In Jamaican Patois, der Sprache der Jamaikaner, eine Abwandlung von Englisch, die sich im 17. Jahrhundert unter den Sklaven entwickelt hatte, rief Cabrerra ein paar Anweisungen über den Platz.
Sofort liefen zwei bewaffnete Männer los und verschwanden in einem Gebäude. Wenig später kamen sie mit vier Frauen zurück, die zu Cloutards Entsetzen mit Fußfesseln aneinandergekettet waren. Durch Schläge mit ihren Gewehrkolben trieben sie die sichtlich erschöpften und geschundenen Frauen in die Mitte des Platzes. Mit weiteren Schlägen wurden die vier auf die Knie gezwungen. Wie ferngesteuert, fast schon wie Zombies, fügten sich die vier, deren Lebenswillen bereits vor langer Zeit gebrochen worden war. Cabrerra trat hinaus in den Regen, ließ sich von einer der Wachen eine Pistole reichen und baute sich hinter den Frauen auf.
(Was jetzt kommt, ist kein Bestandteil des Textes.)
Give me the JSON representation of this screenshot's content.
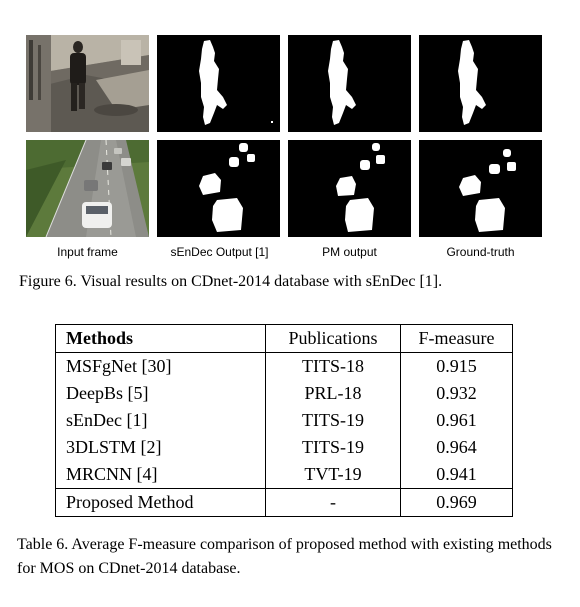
{
  "figure": {
    "column_labels": [
      "Input frame",
      "sEnDec Output [1]",
      "PM output",
      "Ground-truth"
    ],
    "caption": "Figure 6. Visual results on CDnet-2014 database with sEnDec [1]."
  },
  "table": {
    "headers": [
      "Methods",
      "Publications",
      "F-measure"
    ],
    "rows": [
      {
        "method": "MSFgNet [30]",
        "publication": "TITS-18",
        "fmeasure": "0.915"
      },
      {
        "method": "DeepBs [5]",
        "publication": "PRL-18",
        "fmeasure": "0.932"
      },
      {
        "method": "sEnDec [1]",
        "publication": "TITS-19",
        "fmeasure": "0.961"
      },
      {
        "method": "3DLSTM [2]",
        "publication": "TITS-19",
        "fmeasure": "0.964"
      },
      {
        "method": "MRCNN [4]",
        "publication": "TVT-19",
        "fmeasure": "0.941"
      },
      {
        "method": "Proposed Method",
        "publication": "-",
        "fmeasure": "0.969"
      }
    ],
    "caption": "Table 6. Average F-measure comparison of proposed method with existing methods for MOS on CDnet-2014 database."
  }
}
„Oh mon Dieu“, murmelte Cloutard. „Was soll das werden, was haben Sie vor?“, wandte er sich mit aufkeimender Verzweiflung an Cabrerra.
„Monsieur Cloutard, ich weiß, dass diese Frauen Sie nichts angehen, aber wenn das stimmt, was mir mein Boss gerade über Sie erzählt hat, dann weiß ich, dass Sie es nicht zulassen werden, dass Unschuldige ihretwegen sterben müssen, also frage ich Sie ein letztes Mal …“ Cabrerra spannte demonstrativ den Hahn der Pistole und drückte ihn gegen den Hinterkopf einer Frau.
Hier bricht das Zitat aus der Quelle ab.